While no one yet knows what’s needed to build a habitable planet, it’s clear that the interplay between the sun and Earth is crucial for making our planet livable – a balance between a sun that provides energy and a planet that can protect itself from the harshest solar emissions.
Our sun steadily emits light, energy and a constant flow of particles called the solar wind that bathes the planets as it travels out into space. Larger eruptions of solar material, called coronal mass ejections, or CMEs, occur too, which can disrupt the atmosphere around a planet. On Earth, some of the impact of these CMEs is deflected by a natural magnetic bubble called the magnetosphere.
But some planets, such as Venus, don’t have protective magnetospheres and this can be bad news. On Dec. 19, 2006, the sun ejected a small, slow-moving puff of solar material. Four days later, this sluggish CME was nevertheless powerful enough to rip away dramatic amounts of oxygen out of Venus’ atmosphere and send it out into space, where it was lost forever.
Learning just why a small CME had such a strong impact may have profound consequences for understanding what makes a planet hospitable for life. These results appear in the Journal of Geophysical Research on April 9, 2015.
“What if Earth didn’t have that protective magnetosphere?” said Glyn Collinson, first author on the paper at NASA’s Goddard Space Flight Center in Greenbelt, Maryland. “Is a magnetosphere a prerequisite for a planet to support life? The jury is still out on that, but we examine such questions by looking at planets without magnetospheres, like Venus.”
Collinson’s work began with data from the European Space Agency, or ESA’s, Venus Express, which arrived at Venus in 2006 and carried out an eight-year mission. Studying data from its first year, Collinson noted that on Dec. 23, 2006, Venus’ atmosphere leaked oxygen at one of the highest densities ever seen. At the same time the particles were escaping, the data also showed something unusual was happening in the constant solar wind passing by the planet.
To learn more, Collinson worked with Lan Jian, a space scientist at NASA Goddard who specializes in identifying events in the solar wind. Using data from Venus Express, Jian pieced together what had hit the planet. It looked like a CME, so she then looked at observations from the joint ESA and NASA Solar and Heliospheric Observatory. They identifed a weak CME on Dec. 19 that was a likely candidate for the one they spotted four days later near Venus. By measuring the time it took to reach Venus, they established that it was moving at about 200 miles per second – which is extremely slow by CME standards, about the same speed as the solar wind itself.

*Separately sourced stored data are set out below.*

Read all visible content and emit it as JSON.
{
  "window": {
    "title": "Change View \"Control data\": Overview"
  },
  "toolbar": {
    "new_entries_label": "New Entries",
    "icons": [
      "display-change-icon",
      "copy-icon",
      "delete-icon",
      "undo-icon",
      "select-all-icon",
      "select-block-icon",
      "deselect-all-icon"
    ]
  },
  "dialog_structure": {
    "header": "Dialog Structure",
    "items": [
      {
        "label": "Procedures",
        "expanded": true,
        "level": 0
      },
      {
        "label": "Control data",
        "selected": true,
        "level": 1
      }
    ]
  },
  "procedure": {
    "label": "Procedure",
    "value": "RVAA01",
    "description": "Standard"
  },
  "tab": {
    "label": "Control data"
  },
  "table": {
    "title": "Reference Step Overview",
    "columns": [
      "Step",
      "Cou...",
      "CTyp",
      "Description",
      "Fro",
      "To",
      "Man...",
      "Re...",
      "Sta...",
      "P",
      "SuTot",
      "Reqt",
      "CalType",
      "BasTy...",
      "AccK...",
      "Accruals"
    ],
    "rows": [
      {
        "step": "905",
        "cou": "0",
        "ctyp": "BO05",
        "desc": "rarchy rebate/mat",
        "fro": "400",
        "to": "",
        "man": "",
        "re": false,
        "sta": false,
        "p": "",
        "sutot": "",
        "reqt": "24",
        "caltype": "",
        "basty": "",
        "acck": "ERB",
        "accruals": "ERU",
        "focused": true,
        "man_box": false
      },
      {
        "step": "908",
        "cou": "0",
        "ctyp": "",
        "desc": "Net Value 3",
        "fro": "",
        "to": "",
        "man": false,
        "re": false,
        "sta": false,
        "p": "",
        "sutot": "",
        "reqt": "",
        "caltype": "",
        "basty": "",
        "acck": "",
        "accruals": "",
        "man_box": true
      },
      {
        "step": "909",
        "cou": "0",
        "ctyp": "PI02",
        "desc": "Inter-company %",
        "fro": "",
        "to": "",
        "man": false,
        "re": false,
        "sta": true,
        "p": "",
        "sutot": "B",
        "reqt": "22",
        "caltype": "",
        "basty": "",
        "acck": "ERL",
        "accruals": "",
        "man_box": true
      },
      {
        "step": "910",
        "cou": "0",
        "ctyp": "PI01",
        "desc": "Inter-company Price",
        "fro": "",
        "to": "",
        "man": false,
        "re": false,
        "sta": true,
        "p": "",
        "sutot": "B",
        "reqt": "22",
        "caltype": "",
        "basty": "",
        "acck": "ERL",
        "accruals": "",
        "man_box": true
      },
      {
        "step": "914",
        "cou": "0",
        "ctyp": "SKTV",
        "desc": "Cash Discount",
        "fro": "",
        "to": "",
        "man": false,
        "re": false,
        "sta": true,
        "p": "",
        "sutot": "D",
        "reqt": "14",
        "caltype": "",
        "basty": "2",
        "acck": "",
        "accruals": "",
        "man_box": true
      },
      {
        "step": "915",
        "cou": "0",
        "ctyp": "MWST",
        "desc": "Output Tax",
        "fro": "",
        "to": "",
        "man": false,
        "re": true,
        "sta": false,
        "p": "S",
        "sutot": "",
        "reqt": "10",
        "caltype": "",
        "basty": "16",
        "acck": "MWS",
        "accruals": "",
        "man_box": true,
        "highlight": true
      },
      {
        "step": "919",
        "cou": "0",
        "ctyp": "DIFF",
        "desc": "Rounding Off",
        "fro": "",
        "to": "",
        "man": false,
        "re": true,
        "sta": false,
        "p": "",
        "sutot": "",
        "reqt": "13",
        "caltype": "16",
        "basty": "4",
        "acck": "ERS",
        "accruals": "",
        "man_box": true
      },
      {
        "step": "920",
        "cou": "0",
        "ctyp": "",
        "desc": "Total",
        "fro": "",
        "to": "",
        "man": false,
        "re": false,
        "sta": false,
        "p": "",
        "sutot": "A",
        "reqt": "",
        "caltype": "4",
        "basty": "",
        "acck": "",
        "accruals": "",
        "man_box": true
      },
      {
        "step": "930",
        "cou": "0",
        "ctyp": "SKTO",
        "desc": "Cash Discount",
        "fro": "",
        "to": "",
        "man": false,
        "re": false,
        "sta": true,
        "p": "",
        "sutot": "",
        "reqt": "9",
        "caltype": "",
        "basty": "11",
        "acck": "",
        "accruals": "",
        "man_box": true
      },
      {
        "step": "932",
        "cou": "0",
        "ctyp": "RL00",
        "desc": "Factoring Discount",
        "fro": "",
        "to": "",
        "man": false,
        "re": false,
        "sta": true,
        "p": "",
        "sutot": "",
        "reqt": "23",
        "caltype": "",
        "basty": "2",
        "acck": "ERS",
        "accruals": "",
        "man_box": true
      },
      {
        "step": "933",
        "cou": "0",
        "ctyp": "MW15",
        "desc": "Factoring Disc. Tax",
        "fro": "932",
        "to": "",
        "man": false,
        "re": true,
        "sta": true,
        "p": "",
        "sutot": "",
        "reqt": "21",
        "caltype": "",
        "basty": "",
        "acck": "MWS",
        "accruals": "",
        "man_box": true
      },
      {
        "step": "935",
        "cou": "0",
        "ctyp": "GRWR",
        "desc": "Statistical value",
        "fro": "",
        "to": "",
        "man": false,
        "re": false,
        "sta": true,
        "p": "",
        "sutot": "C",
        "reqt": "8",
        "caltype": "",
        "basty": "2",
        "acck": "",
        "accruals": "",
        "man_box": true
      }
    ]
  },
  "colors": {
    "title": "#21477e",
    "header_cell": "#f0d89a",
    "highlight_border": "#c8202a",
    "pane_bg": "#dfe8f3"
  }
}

Scientists divide CMEs into two broad categories: those fast enough to drive a shock wave in front of them as they barrel away from the sun, and those that move more slowly, like a fog rolling in. Fast CMEs have been observed at other planets and are known to affect atmospheric escape, but no one has previously observed what a slow one could do.
“The sun coughed out a CME that was fairly unimpressive,” said Collinson. “But the planet reacted as if it had been hit by something massive. It turns out it’s like the difference between putting a lobster in boiling water, versus putting it in cold water and heating it up slowly. Either way it doesn’t go well for the lobster.”
Similarly, the effects of the small CME built up over time, ripping off part of Venus’s atmosphere and pulling it out into space. This observation doesn’t prove that every small CME would have such an effect, but makes it clear that such a thing is possible. That, in turn, suggests that without a magnetosphere a planet’s atmosphere is intensely vulnerable to space weather events from the sun.
Venus is a particularly inhospitable planet: It is 10 times hotter than Earth with an atmosphere so thick that the longest any spacecraft has survived on its surface before being crushed is a little over two hours. Perhaps such vulnerabilities to the sun’s storms contributed to this environment. Regardless, understanding exactly what effect the lack of a magnetosphere has on a planet like Venus can help us understand more about the habitability of other planets we spot outside our solar system.
The researchers examined their data further to see if they could determine what mechanism was driving off the atmosphere. The incoming CME had clearly pushed in the front nose – the bow shock – of the atmosphere around Venus. The scientists also observed waves within the bow shock that were 100 times more powerful than what’s normally present.
“It’s kind of like what you’d see in front of a rock in a storm as a wave passes by,” said Collinson. “The space in front of Venus became very turbid.”
The team developed three possibilities for the mechanism that drove the oxygen into space. First, even a slow CME increases the pressure of the solar wind, which may have disrupted the normal flow of the atmosphere around the planet from front to back, instead forcing it out into space. A second possibility is that the magnetic fields traveling with the CME changed the magnetic fields that are normally induced around Venus by the solar wind to a configuration that can cause atmospheric outflow. Or, third, the waves inside Venus’ bowshock may have carried off particles as they moved.
Collinson says he will continue to look through the collected eight years of Venus Express data for more information, but he points out that seeing a CME near another planet is a lucky finding. Near Earth, we have several spacecraft that can observe a CME leaving the sun and its effects closer to Earth, but it’s difficult to track such things near other planets.
This was a rare sighting of a CME that provides a crucial insight into a planet so foreign to our own – and in turn into Earth. The more we learn about other worlds, the more we learn about the very history of our own home planet, and what made it so habitable for life to begin with.